I'm not terribly crunchy, but I do have some granola tendencies.
I breastfed my son for over a year. The only reason I stopped is because my husband patiently waited long enough to have my boobies back and my son seemed willing to wean. I cloth diaper part-time. I still use 'sposies part-time because my son rashes up if left in cloth overnight and I'm not willing to hassle with a wet bag containing piss- and/or shit-filled diapers when we're out & about. I haven't used a single paper towel since the new year began because I use little microfiber towels to wipe up messes and throw them in with the laundry that I wash each night. I even stopped using my Swiffer Wet because I bought a (reusable) steam mop.
I'm not some sort of antiperspirant eschewing, furry legged, organic eating hippie either. I will only use antiperspirant containing aluminum because it's the only kind that actually stops the sweat. I shave my legs because, well, because I think my husband prefers it. Otherwise, I might be furry legged. I do not go out of my way to purchase organic food, but I am happy to grow my own veggies in my own garden. If necessary, yes, I will use pesticides and I don't worry about them in the least.
There is one area in which I am decidedly in favor of modern invention: vaccinations.
Prior to Dr. Salk's miraculous invention in 1954, the only way we were able to create immunity was through suffering a bout with a dangerous illness. Those who survived the illness gained an immunity to the disease. Thanks to modern medicine, we no longer have to suffer through potentially deadly illnesses to gain our immunity.

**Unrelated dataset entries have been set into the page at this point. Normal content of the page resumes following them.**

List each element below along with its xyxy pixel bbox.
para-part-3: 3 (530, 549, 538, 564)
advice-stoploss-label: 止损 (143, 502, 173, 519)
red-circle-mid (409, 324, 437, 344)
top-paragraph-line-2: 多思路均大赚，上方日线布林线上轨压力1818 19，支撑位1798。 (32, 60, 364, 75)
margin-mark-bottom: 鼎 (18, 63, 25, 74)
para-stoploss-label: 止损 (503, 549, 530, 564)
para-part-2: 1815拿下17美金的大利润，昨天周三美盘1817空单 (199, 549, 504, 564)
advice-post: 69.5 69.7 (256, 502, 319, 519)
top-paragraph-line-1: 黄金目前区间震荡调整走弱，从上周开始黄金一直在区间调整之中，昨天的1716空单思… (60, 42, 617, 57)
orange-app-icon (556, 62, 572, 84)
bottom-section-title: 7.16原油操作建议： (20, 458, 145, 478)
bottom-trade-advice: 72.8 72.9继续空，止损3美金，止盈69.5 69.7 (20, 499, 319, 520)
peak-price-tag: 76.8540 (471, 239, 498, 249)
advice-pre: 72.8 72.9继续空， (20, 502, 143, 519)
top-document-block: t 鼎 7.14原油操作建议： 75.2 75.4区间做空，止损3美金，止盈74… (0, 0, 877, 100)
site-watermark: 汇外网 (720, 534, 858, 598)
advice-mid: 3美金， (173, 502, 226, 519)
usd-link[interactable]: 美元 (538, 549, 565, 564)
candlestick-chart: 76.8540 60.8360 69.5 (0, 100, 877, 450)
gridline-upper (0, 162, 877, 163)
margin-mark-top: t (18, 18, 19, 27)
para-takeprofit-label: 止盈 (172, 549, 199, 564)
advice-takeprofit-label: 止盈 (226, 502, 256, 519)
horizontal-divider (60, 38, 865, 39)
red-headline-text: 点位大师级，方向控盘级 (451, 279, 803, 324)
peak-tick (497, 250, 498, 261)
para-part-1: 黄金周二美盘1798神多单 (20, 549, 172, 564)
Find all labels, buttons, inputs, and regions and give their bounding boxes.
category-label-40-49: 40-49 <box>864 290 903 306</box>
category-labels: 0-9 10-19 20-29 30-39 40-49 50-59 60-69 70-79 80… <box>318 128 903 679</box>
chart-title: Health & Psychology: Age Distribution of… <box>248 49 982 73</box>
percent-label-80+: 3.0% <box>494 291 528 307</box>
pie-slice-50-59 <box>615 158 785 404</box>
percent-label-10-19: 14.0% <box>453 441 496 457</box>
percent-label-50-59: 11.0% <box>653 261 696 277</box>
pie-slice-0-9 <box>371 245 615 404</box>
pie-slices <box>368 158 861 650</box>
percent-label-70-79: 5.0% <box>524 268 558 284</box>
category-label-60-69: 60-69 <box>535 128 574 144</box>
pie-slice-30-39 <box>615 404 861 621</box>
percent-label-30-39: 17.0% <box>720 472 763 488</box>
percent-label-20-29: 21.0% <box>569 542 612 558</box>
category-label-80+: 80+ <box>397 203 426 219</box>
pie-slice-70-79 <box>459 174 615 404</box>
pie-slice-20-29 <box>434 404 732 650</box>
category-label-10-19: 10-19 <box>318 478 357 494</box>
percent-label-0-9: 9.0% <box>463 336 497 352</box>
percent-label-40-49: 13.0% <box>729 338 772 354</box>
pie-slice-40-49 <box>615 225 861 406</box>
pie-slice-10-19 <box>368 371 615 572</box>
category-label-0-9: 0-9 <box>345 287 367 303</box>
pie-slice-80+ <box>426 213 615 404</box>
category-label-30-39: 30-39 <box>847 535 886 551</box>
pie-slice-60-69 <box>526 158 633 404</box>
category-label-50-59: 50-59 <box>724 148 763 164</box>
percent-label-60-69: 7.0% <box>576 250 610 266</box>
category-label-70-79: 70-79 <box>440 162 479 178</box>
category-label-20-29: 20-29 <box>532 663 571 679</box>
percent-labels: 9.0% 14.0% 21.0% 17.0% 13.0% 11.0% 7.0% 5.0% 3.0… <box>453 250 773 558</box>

I realize that a certain former Playmate has been intently planting seeds of doubt in the minds of parents across the country in recent years. Dr. McCarthy asserts that the MMR vaccine (measles, mumps, rubella) caused her son's autism. . .which she then cured with a wheat-free and dairy-free diet. Um, okay. Assuming for just a moment that any of this is true, who cares if a kid has autism since it can apparently be easily cured, or at least managed, by diet alone? Of course, science does not back up her anecdotal claims.
The medical journal, The Lancet, first published a study suggesting a link (Note: this does not mean a causal relationship exists!) between autism and the MMR vaccine back in 1998. The Lancet has since issued a full retraction of the paper, noting that claims made by the researchers were "false." Ten of the thirteen authors of that study have also formally issued retractions.
It is well-known to anyone who will take a little time to conduct some research that this study relied on incredibly flawed methodology. They cherry-picked their subjects, they outright falsified data, and, most disturbingly, they subjected children to invasive procedures simply to experience the joy of experimentation rather than for clinical purposes. Words truly can not convey the contempt I have for these individuals.
The British physician who was the lead researcher in that study, Dr. Andrew Wakefield, has subsequently been stripped of his medical license. But don't worry, he's since emigrated from the UK and he now lives and works in the US. Thankfully, the sadist is not licensed to practice medicine in the US.
Typically, the biggest risks from getting a vaccine is fever, soreness at the injection site (duh!), and an occasional rash. The biggest risks from not getting vaccines? Suffering through a serious illness, being responsible for spreading contagious illnesses throughout society, possible disfigurement, and possible death. Autism has not been scientifically proven to be a risk associated with vaccination. Sure, anecdotal evidence abounds. But anecdotes are not science.
The benefits outweigh the risks, but people are always going to be afraid of that which they do not understand. Many people have an adversarial attitude toward modern medicine, preferring to rely upon the old-ways or on outright placebos. And that's fine by me. But choosing not to vaccinate puts the herd at risk, potentially putting my own family at risk, and that's not fine by me.
I'm open minded and always willing to change my opinion if I'm proven wrong. I respectfully challenge anyone who believes that there is a relationship between the MMR vaccine and autism to produce a link to a study that demonstrates the relationship. I'll happily research it and create another post.